Analyze Dockerfiles, inspect build stages and detect common image issues.

Dockerfile input

Paste a Dockerfile to inspect stages, instructions and common build issues.

Analyze a Dockerfile

Paste a Dockerfile and select Analyze Dockerfile to inspect its stages, instructions and common issues.

Dockerfiles are analyzed locally inside your browser. Findings are heuristic and should be reviewed before changing a production image.

About this tool

What is Dockerfile Analyzer?

Dockerfile Analyzer inspects Dockerfile instructions and build stages while detecting common reproducibility, security and image-size issues. Review base images, package installation commands, copied files, runtime users and potentially sensitive configuration.

Features

Built for fast developer workflows

  • Parse single-stage and multistage Dockerfiles.
  • Inspect each build stage and its instructions.
  • Detect base images without explicit tags.
  • Warn when a base image uses the mutable latest tag.
  • Detect potential secrets in ENV and ARG instructions.
  • Detect APT package lists that are not removed.
  • Highlight consecutive RUN instructions.
  • Suggest COPY when ADD is unnecessary.
  • Warn about broad COPY . . instructions.
  • Detect stages without a WORKDIR.
  • Warn when the final stage does not select a non-root user.
  • Extract ports, variables, build arguments, volumes and runtime commands.
  • Filter findings by severity and search their contents.
  • Analyze every Dockerfile locally inside your browser.

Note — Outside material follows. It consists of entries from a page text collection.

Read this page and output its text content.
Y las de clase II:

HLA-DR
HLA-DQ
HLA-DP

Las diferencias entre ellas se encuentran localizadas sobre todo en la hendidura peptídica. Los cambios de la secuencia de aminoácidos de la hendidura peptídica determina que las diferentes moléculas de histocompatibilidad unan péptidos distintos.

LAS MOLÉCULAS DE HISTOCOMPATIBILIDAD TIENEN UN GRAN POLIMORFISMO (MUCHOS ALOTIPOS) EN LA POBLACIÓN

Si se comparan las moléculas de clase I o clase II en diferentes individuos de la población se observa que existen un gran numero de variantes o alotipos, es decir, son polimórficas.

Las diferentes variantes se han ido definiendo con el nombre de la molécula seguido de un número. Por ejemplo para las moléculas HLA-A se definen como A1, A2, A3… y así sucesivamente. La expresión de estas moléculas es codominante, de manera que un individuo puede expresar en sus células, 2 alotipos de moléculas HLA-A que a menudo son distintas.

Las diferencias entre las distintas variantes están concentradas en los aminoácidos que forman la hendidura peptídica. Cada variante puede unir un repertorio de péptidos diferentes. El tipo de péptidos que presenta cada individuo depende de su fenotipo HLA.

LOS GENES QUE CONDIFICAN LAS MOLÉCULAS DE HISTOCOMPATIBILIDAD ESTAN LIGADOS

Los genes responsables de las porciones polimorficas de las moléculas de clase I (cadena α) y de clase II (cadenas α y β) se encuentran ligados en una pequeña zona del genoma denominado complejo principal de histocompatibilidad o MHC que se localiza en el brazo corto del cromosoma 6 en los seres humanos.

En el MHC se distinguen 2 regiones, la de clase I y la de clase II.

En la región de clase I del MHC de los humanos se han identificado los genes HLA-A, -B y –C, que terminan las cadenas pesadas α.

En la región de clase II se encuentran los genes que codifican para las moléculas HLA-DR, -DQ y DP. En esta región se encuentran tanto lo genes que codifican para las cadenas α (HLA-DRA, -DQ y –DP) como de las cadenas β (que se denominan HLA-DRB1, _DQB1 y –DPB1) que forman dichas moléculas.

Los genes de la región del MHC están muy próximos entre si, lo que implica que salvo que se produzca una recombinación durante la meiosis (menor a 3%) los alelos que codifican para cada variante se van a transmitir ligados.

Frequently asked questions

Questions about Dockerfile Analyzer

Does Dockerfile Analyzer build the image?

No. It only parses and analyzes the Dockerfile source and never runs Docker.

Are these findings guaranteed to be problems?

No. The analyzer uses heuristic rules. Every finding should be reviewed in the context of the application and base image.

Why should I avoid the latest tag?

The latest tag is mutable, so identical Dockerfiles can resolve to different base image contents at different times.

Why use a non-root user?

A non-root runtime user can reduce the impact of a compromised process when the application does not require elevated privileges.

Why remove APT package lists?

Removing cached package metadata after installation can reduce the size of Debian- and Ubuntu-based images.

Does the tool upload my Dockerfile?

No. Parsing, stage detection and issue analysis happen locally inside your browser.